Een onbekend ICM-treinstel rijdt op 2 februari 2014 als intercity van Den Haag Centraal naar Amersfoort Schothorst door het station van Voorburg.In 1960 wordt de dienstregeling Den Haag/Rotterdam – Groningen/Leeuwarden/Enschede versneld door de inzet van stroomlijnmaterieel. Het materieel levert vooral tijdwinst op bij het kopmaken in Utrecht en combineren en splitsen van treindelen. NS zet voor grootste deel van de doorgaande treinen het nieuwe Materieel ’54 in. In de stoptreindiensten rijdt voornamelijk het oudere stroomlijnmaterieel. Eind jaren ’60 neemt het Materieel ’64 de stoptreindiensten over.  

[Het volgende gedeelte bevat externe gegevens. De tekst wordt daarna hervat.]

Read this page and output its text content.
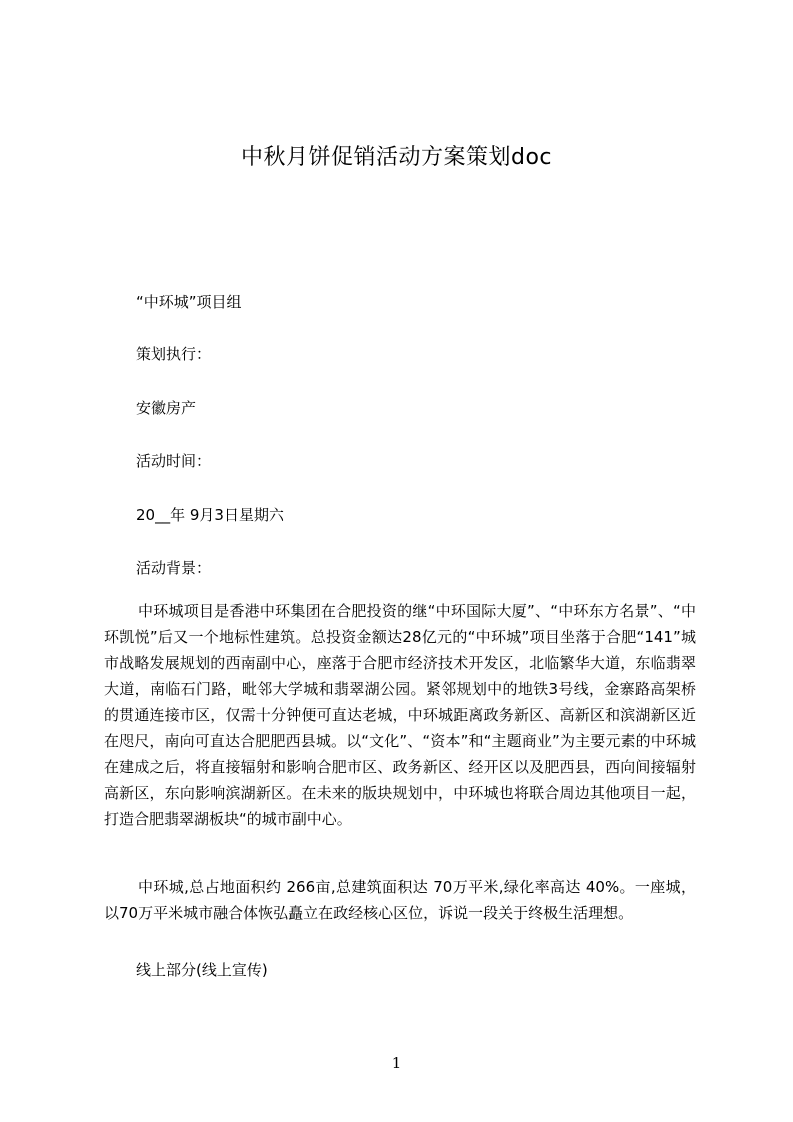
中秋月饼促销活动方案策划doc
“中环城”项目组
策划执行：
安徽房产
活动时间：
20__年 9月3日星期六
活动背景：
中环城项目是香港中环集团在合肥投资的继“中环国际大厦”、“中环东方名景”、“中环凯悦”后又一个地标性建筑。总投资金额达28亿元的“中环城”项目坐落于合肥“141”城市战略发展规划的西南副中心，座落于合肥市经济技术开发区，北临繁华大道，东临翡翠大道，南临石门路，毗邻大学城和翡翠湖公园。紧邻规划中的地铁3号线，金寨路高架桥的贯通连接市区，仅需十分钟便可直达老城，中环城距离政务新区、高新区和滨湖新区近在咫尺，南向可直达合肥肥西县城。以“文化”、“资本”和“主题商业”为主要元素的中环城在建成之后，将直接辐射和影响合肥市区、政务新区、经开区以及肥西县，西向间接辐射高新区，东向影响滨湖新区。在未来的版块规划中，中环城也将联合周边其他项目一起，打造合肥翡翠湖板块“的城市副中心。
中环城,总占地面积约 266亩,总建筑面积达 70万平米,绿化率高达 40%。一座城，以70万平米城市融合体恢弘矗立在政经核心区位，诉说一段关于终极生活理想。
线上部分(线上宣传)
1
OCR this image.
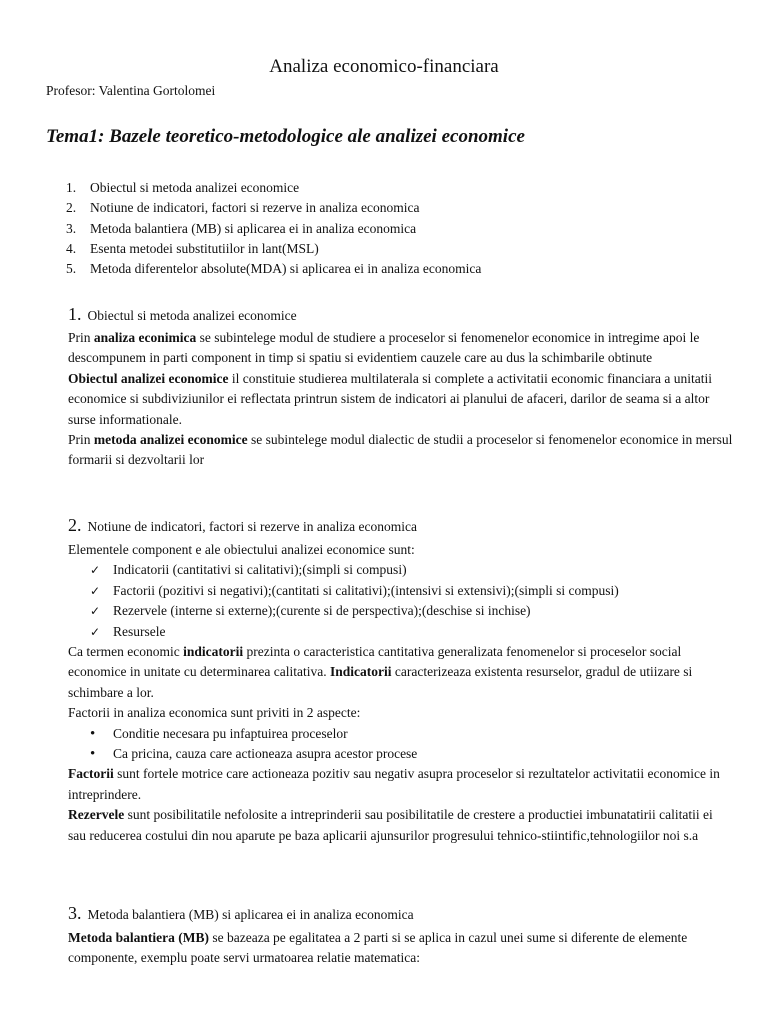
Analiza economico-financiara
Profesor: Valentina Gortolomei
Tema1: Bazele teoretico-metodologice ale analizei economice
1. Obiectul si metoda analizei economice
2. Notiune de indicatori, factori si rezerve in analiza economica
3. Metoda balantiera (MB) si aplicarea ei in analiza economica
4. Esenta metodei substitutiilor in lant(MSL)
5. Metoda diferentelor absolute(MDA) si aplicarea ei in analiza economica
1. Obiectul si metoda analizei economice

Prin analiza econimica se subintelege modul de studiere a proceselor si fenomenelor economice in intregime apoi le descompunem in parti component in timp si spatiu si evidentiem cauzele care au dus la schimbarile obtinute

Obiectul analizei economice il constituie studierea multilaterala si complete a activitatii economic financiara a unitatii economice si subdiviziunilor ei reflectata printrun sistem de indicatori ai planului de afaceri, darilor de seama si a altor surse informationale.

Prin metoda analizei economice se subintelege modul dialectic de studii a proceselor si fenomenelor economice in mersul formarii si dezvoltarii lor

2. Notiune de indicatori, factori si rezerve in analiza economica

Elementele component e ale obiectului analizei economice sunt:

✓ Indicatorii (cantitativi si calitativi);(simpli si compusi)
✓ Factorii (pozitivi si negativi);(cantitati si calitativi);(intensivi si extensivi);(simpli si compusi)
✓ Rezervele (interne si externe);(curente si de perspectiva);(deschise si inchise)
✓ Resursele

Ca termen economic indicatorii prezinta o caracteristica cantitativa generalizata fenomenelor si proceselor social economice in unitate cu determinarea calitativa. Indicatorii caracterizeaza existenta resurselor, gradul de utiizare si schimbare a lor.

Factorii in analiza economica sunt priviti in 2 aspecte:

• Conditie necesara pu infaptuirea proceselor
• Ca pricina, cauza care actioneaza asupra acestor procese

Factorii sunt fortele motrice care actioneaza pozitiv sau negativ asupra proceselor si rezultatelor activitatii economice in intreprindere.

Rezervele sunt posibilitatile nefolosite a intreprinderii sau posibilitatile de crestere a productiei imbunatatirii calitatii ei sau reducerea costului din nou aparute pe baza aplicarii ajunsurilor progresului tehnico-stiintific,tehnologiilor noi s.a

3. Metoda balantiera (MB) si aplicarea ei in analiza economica

Metoda balantiera (MB) se bazeaza pe egalitatea a 2 parti si se aplica in cazul unei sume si diferente de elemente componente, exemplu poate servi urmatoarea relatie matematica:
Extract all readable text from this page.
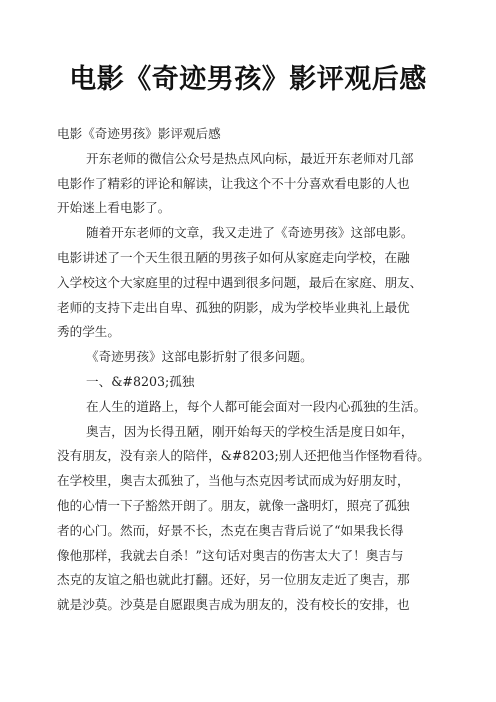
电影《奇迹男孩》影评观后感
电影《奇迹男孩》影评观后感
开东老师的微信公众号是热点风向标，最近开东老师对几部
电影作了精彩的评论和解读，让我这个不十分喜欢看电影的人也
开始迷上看电影了。
随着开东老师的文章，我又走进了《奇迹男孩》这部电影。
电影讲述了一个天生很丑陋的男孩子如何从家庭走向学校，在融
入学校这个大家庭里的过程中遇到很多问题，最后在家庭、朋友、
老师的支持下走出自卑、孤独的阴影，成为学校毕业典礼上最优
秀的学生。
《奇迹男孩》这部电影折射了很多问题。
一、&#8203;孤独
在人生的道路上，每个人都可能会面对一段内心孤独的生活。
奥吉，因为长得丑陋，刚开始每天的学校生活是度日如年，
没有朋友，没有亲人的陪伴，&#8203;别人还把他当作怪物看待。
在学校里，奥吉太孤独了，当他与杰克因考试而成为好朋友时，
他的心情一下子豁然开朗了。朋友，就像一盏明灯，照亮了孤独
者的心门。然而，好景不长，杰克在奥吉背后说了“如果我长得
像他那样，我就去自杀！”这句话对奥吉的伤害太大了！奥吉与
杰克的友谊之船也就此打翻。还好，另一位朋友走近了奥吉，那
就是沙莫。沙莫是自愿跟奥吉成为朋友的，没有校长的安排，也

Bij de invoering van het concept Intercity in 1970 krijgt het Materieel ’54 alleenheerschappij op de doorgaande treindiensten tussen Den Haag/Rotterdam en noord- en oost Nederland. In de tweede helft van de jaren ’80 wordt het materieel geleidelijk vervangen door het nieuwe Intercitymaterieel. Eind jaren ’80 rijdt het Materieel ’54 voor het laatst tussen Den Haag en Enschede en begin 1991 verdwijnen ze ook tussen Den Haag en Groningen/Leeuwarden. De treinstellen rijden echter wel alle intercity’s die vanaf mei 1990 tussen Den Haag en Arnhem/Nijmegen zijn ingevoerd. In de loop van de jaren ’90 neemt het Intercitymaterieel ook het grootste deel van deze treindiensten over. In 1995 verdwijnen de laatste Materieel ’54-treinstellen en neemt het Dubbeldeks Interregiomaterieel het grootste deel van deze treinen over.